When it is pointed out to him that Ryder was obviously referring to the match rather than the trophy, he says he does not want to get into a legal debate. "The bottom line is, if the joint venture hadn't been created, there would have been a moment in time when there wouldn't have been a Ryder Cup match. The deed really meant that the PGA had to ensure forever, in perpetuity, that there was a Ryder Cup played properly, and I think the PGA made the right decision by saying we'll form a joint venture with those who now represent the players."

It is the nature of the PGA that there will always be questions surrounding it. There will always be members who feel that they're getting little for their £260 subscription, trainees who feel that spending wages as low as £20 a month on compulsory stays at The Belfry during training weeks is iniquitous, and journalists who feel that Jones's traditionalist views work for him in some areas of golf and against him in others.

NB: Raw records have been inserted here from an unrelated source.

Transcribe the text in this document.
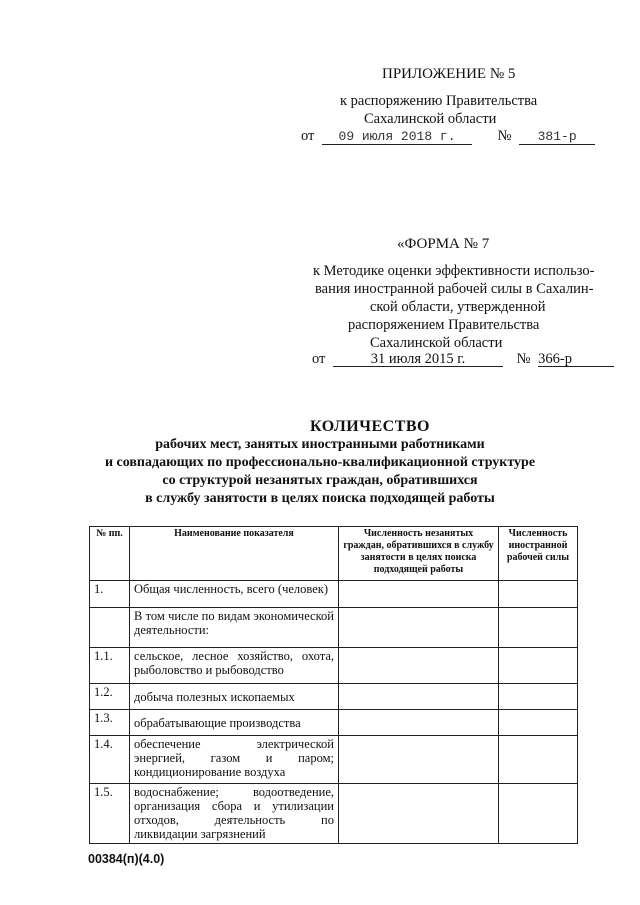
ПРИЛОЖЕНИЕ № 5
к распоряжению Правительства
Сахалинской области
от 09 июля 2018 г.	№ 381-р
«ФОРМА № 7
к Методике оценки эффективности использо-
вания иностранной рабочей силы в Сахалин-
ской области, утвержденной
распоряжением Правительства
Сахалинской области
от	31 июля 2015 г.	№ 366-р
КОЛИЧЕСТВО
рабочих мест, занятых иностранными работниками
и совпадающих по профессионально-квалификационной структуре
со структурой незанятых граждан, обратившихся
в службу занятости в целях поиска подходящей работы
№ пп.	Наименование показателя	Численность незанятых граждан, обратившихся в службу занятости в целях поиска подходящей работы	Численность иностранной рабочей силы
1.	Общая численность, всего (человек)		
	В том числе по видам экономической деятельности:		
1.1.	сельское, лесное хозяйство, охота, рыболовство и рыбоводство		
1.2.	добыча полезных ископаемых		
1.3.	обрабатывающие производства		
1.4.	обеспечение электрической энергией, газом и паром; кондиционирование воздуха		
1.5.	водоснабжение; водоотведение, организация сбора и утилизации отходов, деятельность по ликвидации загрязнений		
00384(п)(4.0)
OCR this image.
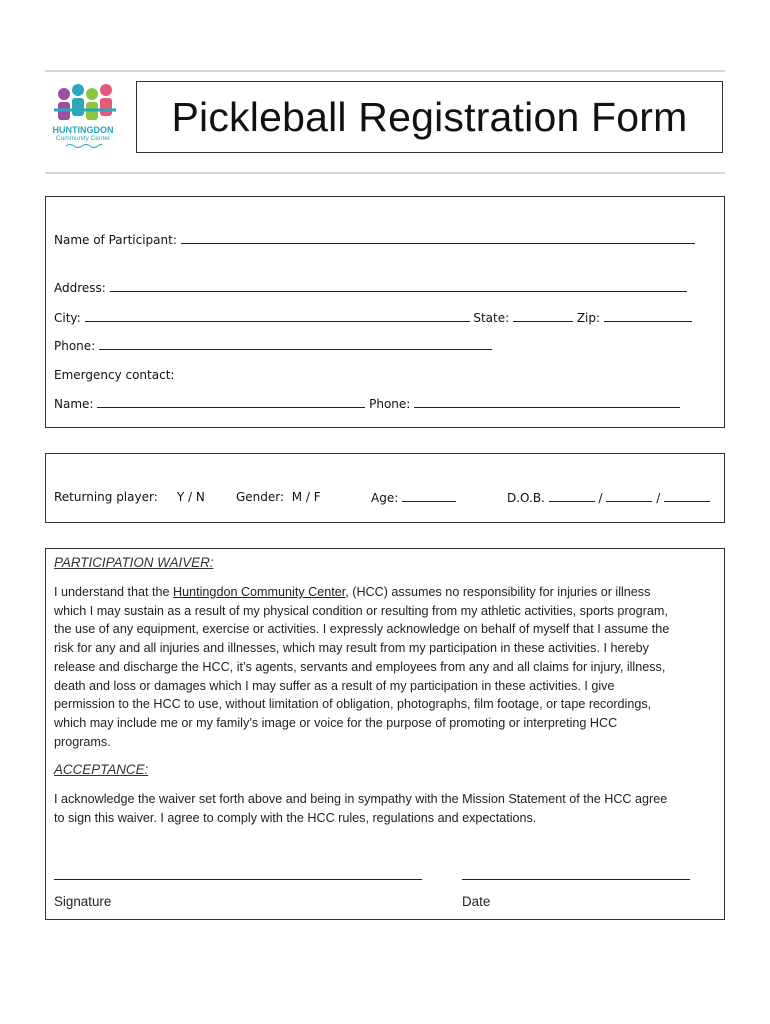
HUNTINGDON
Community Center	Pickleball Registration Form
Name of Participant:
Address:
City:	State:	Zip:
Phone:
Emergency contact:
Name:	Phone:
Returning player: Y / N	Gender: M / F	Age:	D.O.B.	/	/
PARTICIPATION WAIVER:
I understand that the Huntingdon Community Center, (HCC) assumes no responsibility for injuries or illness
which I may sustain as a result of my physical condition or resulting from my athletic activities, sports program,
the use of any equipment, exercise or activities. I expressly acknowledge on behalf of myself that I assume the
risk for any and all injuries and illnesses, which may result from my participation in these activities. I hereby
release and discharge the HCC, it’s agents, servants and employees from any and all claims for injury, illness,
death and loss or damages which I may suffer as a result of my participation in these activities. I give
permission to the HCC to use, without limitation of obligation, photographs, film footage, or tape recordings,
which may include me or my family’s image or voice for the purpose of promoting or interpreting HCC
programs.
ACCEPTANCE:
I acknowledge the waiver set forth above and being in sympathy with the Mission Statement of the HCC agree
to sign this waiver. I agree to comply with the HCC rules, regulations and expectations.
Signature	Date
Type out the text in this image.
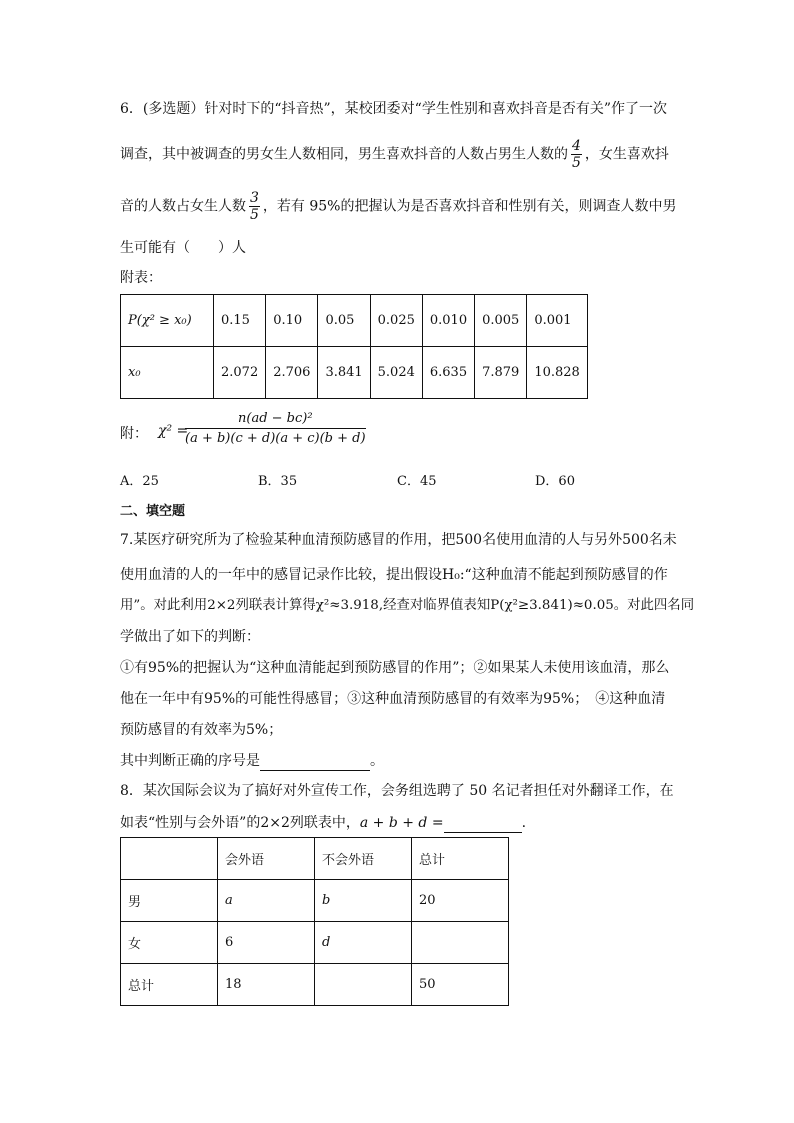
6．(多选题）针对时下的“抖音热”，某校团委对“学生性别和喜欢抖音是否有关”作了一次
调查，其中被调查的男女生人数相同，男生喜欢抖音的人数占男生人数的 $\frac{4}{5}$ ，女生喜欢抖
音的人数占女生人数 $\frac{3}{5}$ ，若有 95%的把握认为是否喜欢抖音和性别有关，则调查人数中男
生可能有（　　）人
附表：
P(χ² ≥ x₀)	0.15	0.10	0.05	0.025	0.010	0.005	0.001
x₀	2.072	2.706	3.841	5.024	6.635	7.879	10.828
附： χ² =
$\frac{\text{n(ad − bc)²}}{(a + b)(c + d)(a + c)(b + d)}$
A．25	B．35	C．45	D．60
二、填空题
7.某医疗研究所为了检验某种血清预防感冒的作用，把500名使用血清的人与另外500名未
使用血清的人的一年中的感冒记录作比较，提出假设H₀:“这种血清不能起到预防感冒的作
用”。对此利用2×2列联表计算得χ²≈3.918,经查对临界值表知P(χ²≥3.841)≈0.05。对此四名同
学做出了如下的判断：
①有95%的把握认为“这种血清能起到预防感冒的作用”；②如果某人未使用该血清，那么
他在一年中有95%的可能性得感冒；③这种血清预防感冒的有效率为95%；　④这种血清
预防感冒的有效率为5%；
其中判断正确的序号是	。
8．某次国际会议为了搞好对外宣传工作，会务组选聘了 50 名记者担任对外翻译工作，在
如表“性别与会外语”的2×2列联表中，a + b + d =	.
	会外语	不会外语	总计
男	a	b	20
女	6	d	
总计	18		50
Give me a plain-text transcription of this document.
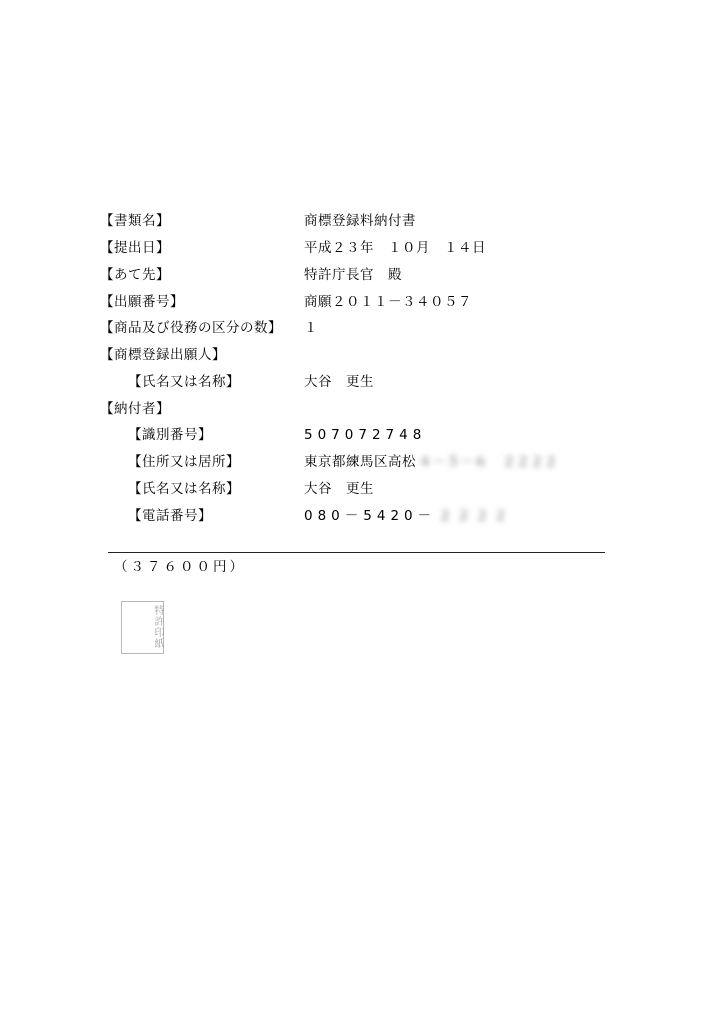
【書類名】	商標登録料納付書
【提出日】	平成２３年　１０月　１４日
【あて先】	特許庁長官　殿
【出願番号】	商願２０１１－３４０５７
【商品及び役務の区分の数】 １
【商標登録出願人】
【氏名又は名称】	大谷　更生
【納付者】
【識別番号】	507072748
【住所又は居所】	東京都練馬区高松 ４－５－６　２２２２
【氏名又は名称】	大谷　更生
【電話番号】	080－5420－ ２２２２
（３７６００円）
特許印紙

"The women in trousers thing, you see, has been held up as some sort of crusade point," Jones says a little impatiently of the Owens case. "I can understand that. But in actual fact, it's not the major issue. The major issue is that, as the PGA, working within golf, we keep trying to work, develop and progress the sport, and in doing that, we have no difficulty in recognising that we're trying to do that for everyone, irrespective of age, colour, creed, religion or sex.

"We've no problem with that. As an association, we have a fifty-fifty employment base... So the issue of trousers in the office was a non-issue. Everybody was happy with the situation as it sits in the world."

Jones continues: "What I always say to people is don't judge us on golf, judge us as the PGA. Because we know that golf came from a male base... And it's only in recent times that women have become more interested in sport, to be honest, and have had more opportunity. If I go back to school days... the girls weren't interested in sport outside hockey and netball."

To him, the PGA are the embodiment of harmonious equality. As for the trousers, well: "We can only move forward as society changes. We are actually trying to change the development of women within the game. I talk to the ladies from the Ladies Golf Union. They would actually consider that the PGA are one of the more forward thinking groups within golf. Now whether that doesn't push the game that far forward, I don't know."

Traditionalist is what Jones is and he's happy to admit that he's not going to change the trouser rule or any other rule until the tribunal or the EU tell him to. "We're traditional in the sense that we're not going to throw everything out and say, 'We live in a modern world'," Jones says. "Forget respect, forget all the things that golf stands for and let's just do it the new way. We're not going to do that. We're going to be mindful of where we came from.

"We are custodians of the traditions, if you like, but we must also remember that we live in a changing world. We're days away from the millennium. If we were where we were in 1901, we wouldn't exist."